Já o ex-marido foi condenado a quatro anos e seis meses de prisão efetiva, uma vez que o Tribunal de São João Novo considerou que "todo o plano foi congeminado por ele".

Os arguidos ficaram ainda sentenciados a pagar a quantia de 180 mil euros ao Estado, pelos bens em ouro de que se apropriaram.

Na leitura da decisão judicial, o presidente do coletivo de juízes vincou que os crimes cometidos foram “graves”, sobretudo pela instituição em causa.

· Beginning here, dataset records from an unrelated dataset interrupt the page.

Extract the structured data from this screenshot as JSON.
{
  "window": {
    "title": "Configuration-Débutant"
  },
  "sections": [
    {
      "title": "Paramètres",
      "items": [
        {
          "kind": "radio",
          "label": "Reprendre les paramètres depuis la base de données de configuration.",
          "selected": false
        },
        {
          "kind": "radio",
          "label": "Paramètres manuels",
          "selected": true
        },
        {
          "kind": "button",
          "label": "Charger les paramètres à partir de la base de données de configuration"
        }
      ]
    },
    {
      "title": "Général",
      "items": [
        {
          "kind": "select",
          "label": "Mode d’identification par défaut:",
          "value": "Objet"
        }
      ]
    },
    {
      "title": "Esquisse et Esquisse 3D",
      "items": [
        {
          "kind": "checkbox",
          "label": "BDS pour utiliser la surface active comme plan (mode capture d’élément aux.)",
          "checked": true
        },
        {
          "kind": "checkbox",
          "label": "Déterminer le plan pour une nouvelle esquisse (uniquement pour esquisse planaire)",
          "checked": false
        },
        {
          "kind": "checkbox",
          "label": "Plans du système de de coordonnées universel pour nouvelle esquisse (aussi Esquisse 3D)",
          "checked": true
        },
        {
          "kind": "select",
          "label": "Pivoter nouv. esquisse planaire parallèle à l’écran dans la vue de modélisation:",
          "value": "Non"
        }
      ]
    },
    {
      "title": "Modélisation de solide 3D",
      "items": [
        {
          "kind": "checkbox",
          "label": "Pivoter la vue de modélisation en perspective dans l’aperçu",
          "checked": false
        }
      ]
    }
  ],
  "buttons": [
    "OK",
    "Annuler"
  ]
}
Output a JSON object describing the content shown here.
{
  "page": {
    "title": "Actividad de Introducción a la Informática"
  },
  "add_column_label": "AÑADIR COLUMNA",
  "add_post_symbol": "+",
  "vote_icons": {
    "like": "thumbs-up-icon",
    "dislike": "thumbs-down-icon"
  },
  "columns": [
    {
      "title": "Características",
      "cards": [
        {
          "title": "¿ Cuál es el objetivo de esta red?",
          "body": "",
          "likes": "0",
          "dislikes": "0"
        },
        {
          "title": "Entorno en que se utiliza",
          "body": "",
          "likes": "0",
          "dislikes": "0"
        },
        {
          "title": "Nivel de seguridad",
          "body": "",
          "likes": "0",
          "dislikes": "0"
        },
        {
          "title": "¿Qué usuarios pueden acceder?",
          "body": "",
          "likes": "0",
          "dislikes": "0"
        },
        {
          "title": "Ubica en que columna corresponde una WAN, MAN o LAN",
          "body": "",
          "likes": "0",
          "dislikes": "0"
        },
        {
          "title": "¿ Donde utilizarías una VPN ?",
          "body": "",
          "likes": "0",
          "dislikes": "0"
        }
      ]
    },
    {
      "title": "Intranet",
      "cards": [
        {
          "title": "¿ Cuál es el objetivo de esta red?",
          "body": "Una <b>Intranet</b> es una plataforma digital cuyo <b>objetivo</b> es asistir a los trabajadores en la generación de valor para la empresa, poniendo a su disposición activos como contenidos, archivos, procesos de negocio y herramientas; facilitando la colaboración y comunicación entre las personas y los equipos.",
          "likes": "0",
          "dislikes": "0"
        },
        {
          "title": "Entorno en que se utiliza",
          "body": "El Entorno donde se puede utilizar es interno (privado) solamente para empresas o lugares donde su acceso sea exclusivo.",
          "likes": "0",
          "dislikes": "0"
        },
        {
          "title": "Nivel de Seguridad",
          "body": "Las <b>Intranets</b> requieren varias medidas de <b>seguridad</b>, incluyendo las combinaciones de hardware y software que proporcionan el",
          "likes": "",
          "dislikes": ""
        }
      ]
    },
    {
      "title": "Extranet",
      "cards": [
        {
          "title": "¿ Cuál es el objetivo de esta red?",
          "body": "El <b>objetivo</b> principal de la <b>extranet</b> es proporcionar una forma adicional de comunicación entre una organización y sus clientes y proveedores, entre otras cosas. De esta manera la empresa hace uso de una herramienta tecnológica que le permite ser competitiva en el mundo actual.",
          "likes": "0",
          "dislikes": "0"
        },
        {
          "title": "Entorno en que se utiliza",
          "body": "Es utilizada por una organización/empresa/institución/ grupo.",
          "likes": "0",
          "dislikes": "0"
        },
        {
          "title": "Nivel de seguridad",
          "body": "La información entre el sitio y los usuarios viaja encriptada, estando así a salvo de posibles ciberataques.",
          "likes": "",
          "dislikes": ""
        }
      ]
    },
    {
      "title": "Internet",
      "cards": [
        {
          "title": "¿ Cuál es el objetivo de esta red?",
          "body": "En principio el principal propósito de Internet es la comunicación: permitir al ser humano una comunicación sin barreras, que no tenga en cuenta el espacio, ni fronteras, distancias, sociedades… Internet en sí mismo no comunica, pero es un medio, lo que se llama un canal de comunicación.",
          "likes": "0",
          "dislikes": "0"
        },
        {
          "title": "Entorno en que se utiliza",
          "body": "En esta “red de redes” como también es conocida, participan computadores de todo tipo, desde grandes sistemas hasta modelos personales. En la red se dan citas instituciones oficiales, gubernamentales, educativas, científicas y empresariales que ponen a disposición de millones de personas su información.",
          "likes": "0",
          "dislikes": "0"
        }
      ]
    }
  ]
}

A ex-funcionária da força policial, que tinha acesso ao cofre transitório geral da PJ onde eram depositados metais preciosos, situado na cave do edifício, valeu-se desse facto e apropriou-se, com a ajuda do agora ex-companheiro, de objetos em ouro, nomeadamente de duas barras de ouro com 5.526,796 gramas no valor de 178 mil euros.

Os crimes ocorreram entre 14 de outubro de 2014 e 07 de abril de 2015.

Além disso, a arguida, de 49 anos, acedeu sem autorização ao sistema informático da PJ e obteve informações sobre um processo em investigação para passar a uma advogada.

No início do julgamento, a mulher confessou os factos, mostrando-se arrependida, dizendo que furtou o ouro “iludida” pelo ex-companheiro que lhe disse que ninguém iria desconfiar dela e por causa da doença de um dos seus filhos.

Por seu lado, o arguido negou que algum dia tivesse sugerido que ela roubasse ouro, contando que ela é que lhe telefonava para ele ir às imediações da PJ para lhe entregar envelopes com ouro e que nunca desconfiou porque ela lhe dizia que eram peças de processos arquivados.

E, como pensava que eram para o lixo, foi vendê-las a uma loja de ouro sem receios, acrescentou.